Itália, Espanha, Portugal e Grécia acrescentaram coletivamente mais de € 200 bilhões (cerca de R$ 1 trilhão) ao produto interno bruto (PIB) – mais do que toda a economia portuguesa – em termos ajustados aos preços ao longo dos últimos seis anos.
O PIB da Alemanha cresceu apenas € 85 bilhões (aproximadamente R$ 463,6 bilhões), de acordo com uma análise realizada pela consultoria Capital Economics encomendada pelo FT.
Desde 2020, quando o mundo teve de enfrentar a pandemia de Covid-19, a economia da Alemanha quase não cresceu.
Isso se deve a uma forte desaceleração no seu vasto setor industrial potencializado pelo aumento dos custos de energia causados pelas sanções ocidentais ao fornecimento de energia russo desde o início da operação militar especial na Ucrânia.

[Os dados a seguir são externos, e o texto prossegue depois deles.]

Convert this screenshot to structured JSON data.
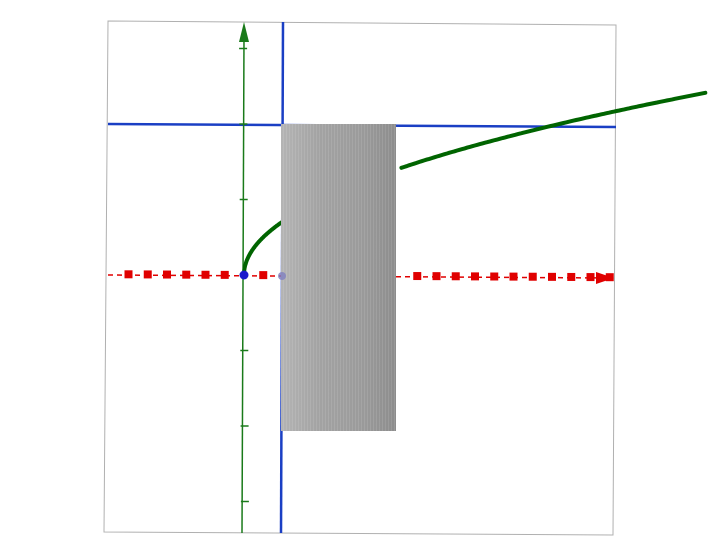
{
  "scene": {
    "type": "3d-plot-view",
    "description_visible_text": ""
  },
  "chart_data": {
    "type": "line",
    "title": "",
    "xlabel": "",
    "ylabel": "",
    "x_range": [
      -2,
      6.5
    ],
    "y_range": [
      -3.5,
      3.3
    ],
    "x_ticks": [
      -1.5,
      -1.25,
      -1,
      -0.75,
      -0.5,
      -0.25,
      0.25,
      0.5,
      0.75,
      1,
      1.25,
      1.5,
      1.75,
      2.25,
      2.5,
      2.75,
      3,
      3.25,
      3.5,
      3.75,
      4,
      4.25,
      4.5,
      4.75
    ],
    "y_ticks": [
      -3,
      -2,
      -1,
      1,
      2,
      3
    ],
    "series": [
      {
        "name": "curve",
        "function": "y = sqrt(x)",
        "color": "#006400",
        "x": [
          0,
          0.05,
          0.15,
          0.3,
          0.5,
          1.0,
          1.5,
          2.05,
          3.0,
          4.0,
          5.0,
          6.0
        ],
        "y": [
          0,
          0.224,
          0.387,
          0.548,
          0.707,
          1.0,
          1.225,
          1.432,
          1.732,
          2.0,
          2.236,
          2.449
        ]
      }
    ],
    "reference_lines": [
      {
        "name": "vertical-line",
        "orientation": "vertical",
        "value": 0.5,
        "color": "#1a3fc4"
      },
      {
        "name": "horizontal-line",
        "orientation": "horizontal",
        "value": 2,
        "color": "#1a3fc4"
      }
    ],
    "solid": {
      "name": "cylinder-slab",
      "axis_from_x": 0.5,
      "axis_to_x": 2.05,
      "radius": 2,
      "color": "#a9a9a9"
    },
    "axes_colors": {
      "x_axis": "#e00000",
      "y_axis": "#1a7a1a",
      "origin_point": "#1a1acc",
      "marker_point": "#8080c0"
    }
  }
}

Em contraste, os países do sul da Europa foram impulsionados por uma recuperação do turismo após o levantamento das restrições pandêmicas, bem como pela sua menor exposição à recessão industrial e à perda de gás russo barato.
Para além disso, outras análises indicam que os países do norte do bloco perderam competitividade em termos de custos trabalhistas — ante a pressão salarial que deve acompanhar os índices inflacionários — e em função do acesso às linhas de crédito para reformas estruturais dos países do sul.